Ah, belum terpikir olehku untuk ke kamar Zifa. Mungkin setelah tiga hari meninggalnya. Ah, entahlah. Bisa jadi sekarang.
"Udahlah. Kita gak ada urusan apa-apa lagi sama keluarga Zifa. Gak perlu lagi kamu cari tau, Mas udah pusing dengarnya."
"Mas, tapi kalau aku mencari tau sesuatu tidak masalah, kan?"
Mas Fahri menghela napas berat. Dia tampak tidak suka dengan sikapku kali ini.

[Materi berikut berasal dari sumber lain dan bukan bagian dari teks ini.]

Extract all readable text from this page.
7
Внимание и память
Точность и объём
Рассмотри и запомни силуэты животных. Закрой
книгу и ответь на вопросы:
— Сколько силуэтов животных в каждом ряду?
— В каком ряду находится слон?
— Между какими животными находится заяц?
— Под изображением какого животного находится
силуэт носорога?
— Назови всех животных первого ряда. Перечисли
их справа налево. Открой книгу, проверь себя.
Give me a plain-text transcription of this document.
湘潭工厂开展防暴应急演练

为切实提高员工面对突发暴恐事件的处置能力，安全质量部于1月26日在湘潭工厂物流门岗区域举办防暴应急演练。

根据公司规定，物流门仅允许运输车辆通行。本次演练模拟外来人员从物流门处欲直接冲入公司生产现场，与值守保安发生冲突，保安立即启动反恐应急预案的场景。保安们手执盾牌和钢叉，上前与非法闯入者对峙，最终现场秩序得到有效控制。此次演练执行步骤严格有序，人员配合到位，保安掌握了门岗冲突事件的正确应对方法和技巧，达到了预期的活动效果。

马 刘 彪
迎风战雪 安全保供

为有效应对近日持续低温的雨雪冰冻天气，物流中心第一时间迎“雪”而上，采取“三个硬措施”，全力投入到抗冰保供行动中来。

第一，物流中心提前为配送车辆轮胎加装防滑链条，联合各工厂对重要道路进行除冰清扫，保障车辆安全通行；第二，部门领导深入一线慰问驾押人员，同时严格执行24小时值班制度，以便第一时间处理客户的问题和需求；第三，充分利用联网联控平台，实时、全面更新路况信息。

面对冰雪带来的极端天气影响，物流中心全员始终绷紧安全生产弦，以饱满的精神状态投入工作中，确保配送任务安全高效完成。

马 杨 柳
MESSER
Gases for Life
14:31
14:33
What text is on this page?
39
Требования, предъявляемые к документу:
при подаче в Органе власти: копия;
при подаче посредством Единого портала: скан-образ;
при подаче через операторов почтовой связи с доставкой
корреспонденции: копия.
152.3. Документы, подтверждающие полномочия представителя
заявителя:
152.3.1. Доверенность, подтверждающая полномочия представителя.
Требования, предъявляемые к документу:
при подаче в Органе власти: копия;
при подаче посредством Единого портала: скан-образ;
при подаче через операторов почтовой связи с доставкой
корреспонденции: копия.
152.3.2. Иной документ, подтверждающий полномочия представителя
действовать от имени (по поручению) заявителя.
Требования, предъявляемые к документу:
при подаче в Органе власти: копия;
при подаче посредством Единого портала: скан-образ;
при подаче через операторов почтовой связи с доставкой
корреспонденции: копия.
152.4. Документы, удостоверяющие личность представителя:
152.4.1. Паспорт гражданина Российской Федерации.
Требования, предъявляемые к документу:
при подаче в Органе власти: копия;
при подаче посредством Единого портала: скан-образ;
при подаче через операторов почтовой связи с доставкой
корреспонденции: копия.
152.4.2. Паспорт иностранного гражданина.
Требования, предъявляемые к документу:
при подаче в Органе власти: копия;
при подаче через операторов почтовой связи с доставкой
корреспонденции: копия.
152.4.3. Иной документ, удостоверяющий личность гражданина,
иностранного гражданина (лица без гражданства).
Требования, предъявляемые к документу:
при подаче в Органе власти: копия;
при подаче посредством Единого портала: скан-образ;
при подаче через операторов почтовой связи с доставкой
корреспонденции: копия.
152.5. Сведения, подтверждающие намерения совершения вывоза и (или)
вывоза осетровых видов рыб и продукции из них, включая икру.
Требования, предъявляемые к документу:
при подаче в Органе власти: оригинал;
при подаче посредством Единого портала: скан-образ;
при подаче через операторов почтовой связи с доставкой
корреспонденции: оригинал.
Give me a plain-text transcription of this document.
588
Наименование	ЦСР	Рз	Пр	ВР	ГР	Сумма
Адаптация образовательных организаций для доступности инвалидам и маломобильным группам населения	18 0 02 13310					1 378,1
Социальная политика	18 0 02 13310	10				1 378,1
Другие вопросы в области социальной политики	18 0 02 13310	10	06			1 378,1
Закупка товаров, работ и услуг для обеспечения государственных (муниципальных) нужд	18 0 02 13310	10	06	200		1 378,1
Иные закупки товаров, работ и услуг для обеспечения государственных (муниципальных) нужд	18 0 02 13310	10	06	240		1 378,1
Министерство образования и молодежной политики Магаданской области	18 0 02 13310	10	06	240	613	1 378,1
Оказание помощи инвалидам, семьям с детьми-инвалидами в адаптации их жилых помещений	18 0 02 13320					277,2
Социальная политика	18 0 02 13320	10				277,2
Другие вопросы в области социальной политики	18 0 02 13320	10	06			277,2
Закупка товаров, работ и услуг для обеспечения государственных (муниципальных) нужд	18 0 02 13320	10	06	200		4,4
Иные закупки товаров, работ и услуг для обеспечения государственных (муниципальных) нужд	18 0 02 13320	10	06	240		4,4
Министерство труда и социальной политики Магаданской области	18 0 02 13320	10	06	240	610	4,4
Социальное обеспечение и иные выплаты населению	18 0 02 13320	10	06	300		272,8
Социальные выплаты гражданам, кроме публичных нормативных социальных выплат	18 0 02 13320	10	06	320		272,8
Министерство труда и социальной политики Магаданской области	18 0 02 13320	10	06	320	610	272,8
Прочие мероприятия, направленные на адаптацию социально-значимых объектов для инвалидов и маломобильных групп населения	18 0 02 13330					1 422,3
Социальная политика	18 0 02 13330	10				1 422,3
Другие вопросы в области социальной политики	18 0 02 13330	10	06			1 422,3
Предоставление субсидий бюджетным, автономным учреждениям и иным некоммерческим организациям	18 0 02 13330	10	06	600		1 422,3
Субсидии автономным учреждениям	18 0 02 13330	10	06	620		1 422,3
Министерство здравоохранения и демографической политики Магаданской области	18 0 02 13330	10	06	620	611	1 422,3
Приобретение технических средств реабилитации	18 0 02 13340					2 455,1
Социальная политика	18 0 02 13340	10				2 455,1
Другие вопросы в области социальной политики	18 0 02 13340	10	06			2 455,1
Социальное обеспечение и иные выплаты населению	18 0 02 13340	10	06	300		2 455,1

"Udah berapa kali kita ikut campur, Nay? Apa hasilnya? Gak ada."
"Ayolah, Mas. Gak ada hasil bukan berarti kita menyerah. Aku bakalan merasa bersalah banget kalau gak membongkar semuanya."
"Ah, terserah kamu sajalah."
Suamiku itu berlalu. Dia mau sarapan katanya tadi.
Tidak ada yang bisa menghalangiku. Aku harus mencari tau siapa sebenarnya pembantu Zifa. Dia benar-benar mencurigakan.
***
"Angga, Bibi mau bicara sesuatu sama kamu."
Papa Zifa yang menurutku tidak beres itu belum datang. Aku duduk di samping Angga, Mama Zifa sedang istirahat. Nanti rencananya aku akan bicara padanya.
"Bicara apa, Bi?" tanyanya sambil meletakkan ponsel ke atas meja.
Rumah Zifa mulai sepi. Hanya beberapa saudaranya dan tetangga yang masih di sini. Lumayan bisa bebas berbicara rahasia ini.
Belum sempat aku bicara, pembantu Tidak datang, melirikku sinis.
"Den, Ibu udah bangun. Nyariin Den Angga."
Angga terlihat kebingungan. "Kayaknya Mama baru tidur, deh, Bi. Ah, gak mungkin udah bangun."
"Udah bangun, Den. Masa saya bohong."
"Nanti saja, Bi. Suruh Mama tidur dulu. Saya mau membicarakan sesuatu sama Bi Nay."
"Tapi, Den—"
"Bi, saya bukan Zifa. Saya gak bisa Bibi suruh-suruh."
Wajah pembantu Zifa terlihat pucat. Dia mengusap wajah, melirikku tajam. Baiklah, sepertinya dia punya masalah hidup denganku.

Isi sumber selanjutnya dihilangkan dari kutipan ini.